We workaholic perfectionists like to keep busy. It seems there is always something more for us to do. I know I am guilty of this… Have you ever found yourself working so hard to reach the end of your to do list, only to get there and find yourself anxious? Itching with unease, the urge to do something so strong as to be irresistible, we add more to our list simply so we have something else to do. We must stop and ask ourselves: When is the last time we allowed ourselves to truly do nothing? Even in our seeming moments of rest and quiet, we still usually find ourselves doing something—talking, eating, reading, thinking about our plans and the future. Our minds are always preoccupied with something of little importance. These preoccupations distract us and prevent our minds from the rest they need to achieve clarity. Our busyness keeps us from getting clear on life and our priorities.
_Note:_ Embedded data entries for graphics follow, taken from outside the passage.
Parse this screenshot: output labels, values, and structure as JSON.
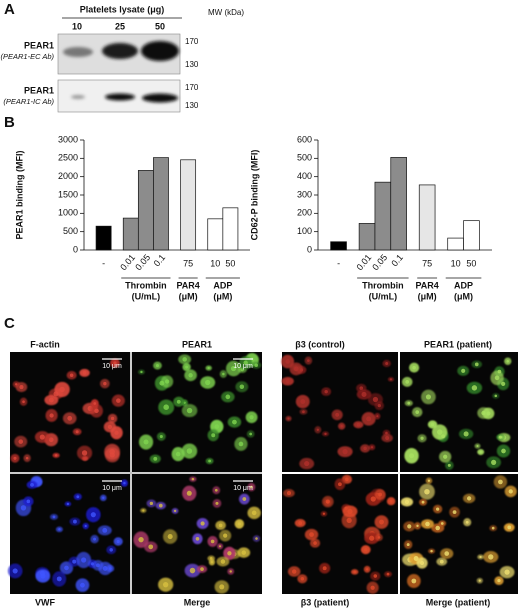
{
  "panel_a": {
    "letter": "A",
    "header": "Platelets lysate (μg)",
    "lanes": [
      "10",
      "25",
      "50"
    ],
    "mw_label": "MW (kDa)",
    "blots": [
      {
        "name": "PEAR1",
        "antibody": "(PEAR1-EC Ab)",
        "markers": [
          "170",
          "130"
        ]
      },
      {
        "name": "PEAR1",
        "antibody": "(PEAR1-IC Ab)",
        "markers": [
          "170",
          "130"
        ]
      }
    ]
  },
  "panel_b": {
    "letter": "B"
  },
  "chart_data": [
    {
      "type": "bar",
      "ylabel": "PEAR1 binding (MFI)",
      "ylim": [
        0,
        3000
      ],
      "yticks": [
        0,
        500,
        1000,
        1500,
        2000,
        2500,
        3000
      ],
      "groups": [
        {
          "categories": [
            "-"
          ],
          "values": [
            650
          ],
          "color": "#000000"
        },
        {
          "name": "Thrombin",
          "unit": "(U/mL)",
          "categories": [
            "0.01",
            "0.05",
            "0.1"
          ],
          "values": [
            870,
            2170,
            2520
          ],
          "color": "#8c8c8c"
        },
        {
          "name": "PAR4",
          "unit": "(μM)",
          "categories": [
            "75"
          ],
          "values": [
            2460
          ],
          "color": "#e6e6e6"
        },
        {
          "name": "ADP",
          "unit": "(μM)",
          "categories": [
            "10",
            "50"
          ],
          "values": [
            850,
            1150
          ],
          "color": "#ffffff"
        }
      ]
    },
    {
      "type": "bar",
      "ylabel": "CD62-P binding (MFI)",
      "ylim": [
        0,
        600
      ],
      "yticks": [
        0,
        100,
        200,
        300,
        400,
        500,
        600
      ],
      "groups": [
        {
          "categories": [
            "-"
          ],
          "values": [
            45
          ],
          "color": "#000000"
        },
        {
          "name": "Thrombin",
          "unit": "(U/mL)",
          "categories": [
            "0.01",
            "0.05",
            "0.1"
          ],
          "values": [
            145,
            370,
            505
          ],
          "color": "#8c8c8c"
        },
        {
          "name": "PAR4",
          "unit": "(μM)",
          "categories": [
            "75"
          ],
          "values": [
            355
          ],
          "color": "#e6e6e6"
        },
        {
          "name": "ADP",
          "unit": "(μM)",
          "categories": [
            "10",
            "50"
          ],
          "values": [
            65,
            160
          ],
          "color": "#ffffff"
        }
      ]
    }
  ],
  "panel_c": {
    "letter": "C",
    "captions": [
      "F-actin",
      "PEAR1",
      "VWF",
      "Merge",
      "β3 (control)",
      "PEAR1 (patient)",
      "β3 (patient)",
      "Merge (patient)"
    ],
    "scale_bars": [
      "10 μm",
      "10 μm",
      "10 μm",
      "10 μm"
    ]
  }
}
On this topic, Anne Wilson Schaef writes:
“What lengths we go to to keep away from ourselves! We have such an inability to relax. There are always just a few more tasks we can get done. Sometimes it almost seems that we are afraid of what might happen if we let our minds be ide for even a moment. We fill in every crack and crevice with activity. Sometimes, we even try to crowd two or more activities in at once, like making out a list of things that need to be done while we watch the news, or directing the activities of the kids while we are working on a report.
We have become addicted to busyness, and if we are not busy we feel worthless, at a loss, and even frightened.”
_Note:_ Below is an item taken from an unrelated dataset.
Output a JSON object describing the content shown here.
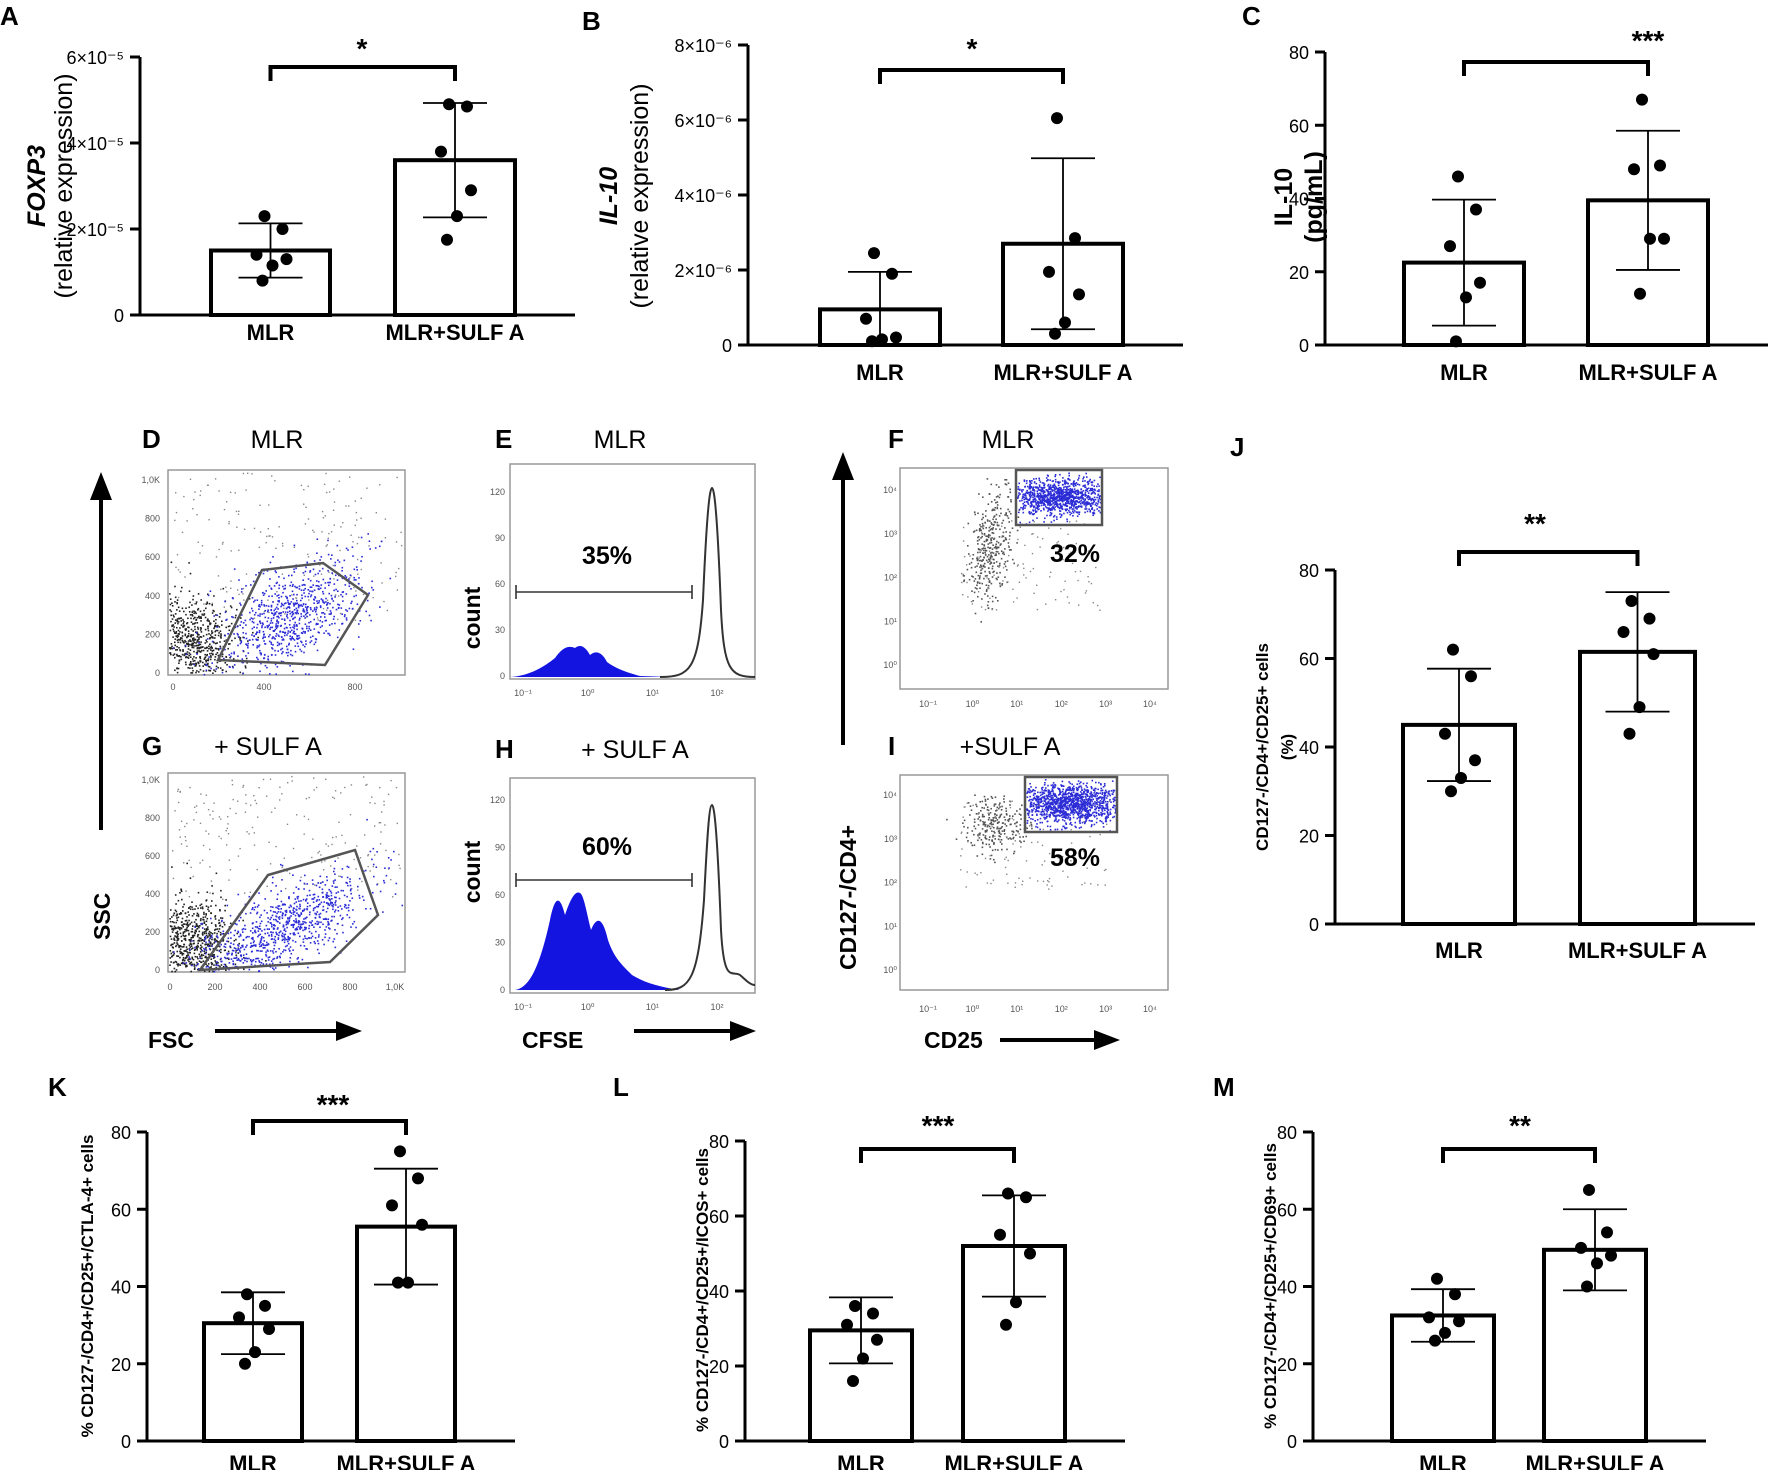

Busyness is a distraction. It keeps us from ourselves and our thoughts, preventing any deep or meaningful analyses of our lives. If we don’t stop to rest, then maybe our insecurities, doubts, and those little niggling thoughts of self loathing won’t catch up to us. Maybe we can outrun them. If we don’t pay attention, perhaps they will eventually wither and die like a plant without water or sunlight. Unfortunately, this is just wishful thinking. The fact is we cannot escape who we are or how we feel about ourselves. The problems we face will follow us around regardless of how busy we are or where we go in the world. The only thing our busyness accomplishes, aside from wearing us down with exhaustion, is to temporarily distract us. We can’t keep this up forever. Staying busy has an extraordinarily adverse effect on our health and well-being over time. Recognizing the impact our busyness has on our lives and acknowledging that we alone are responsible for it is an integral step in our path to recovery and healing.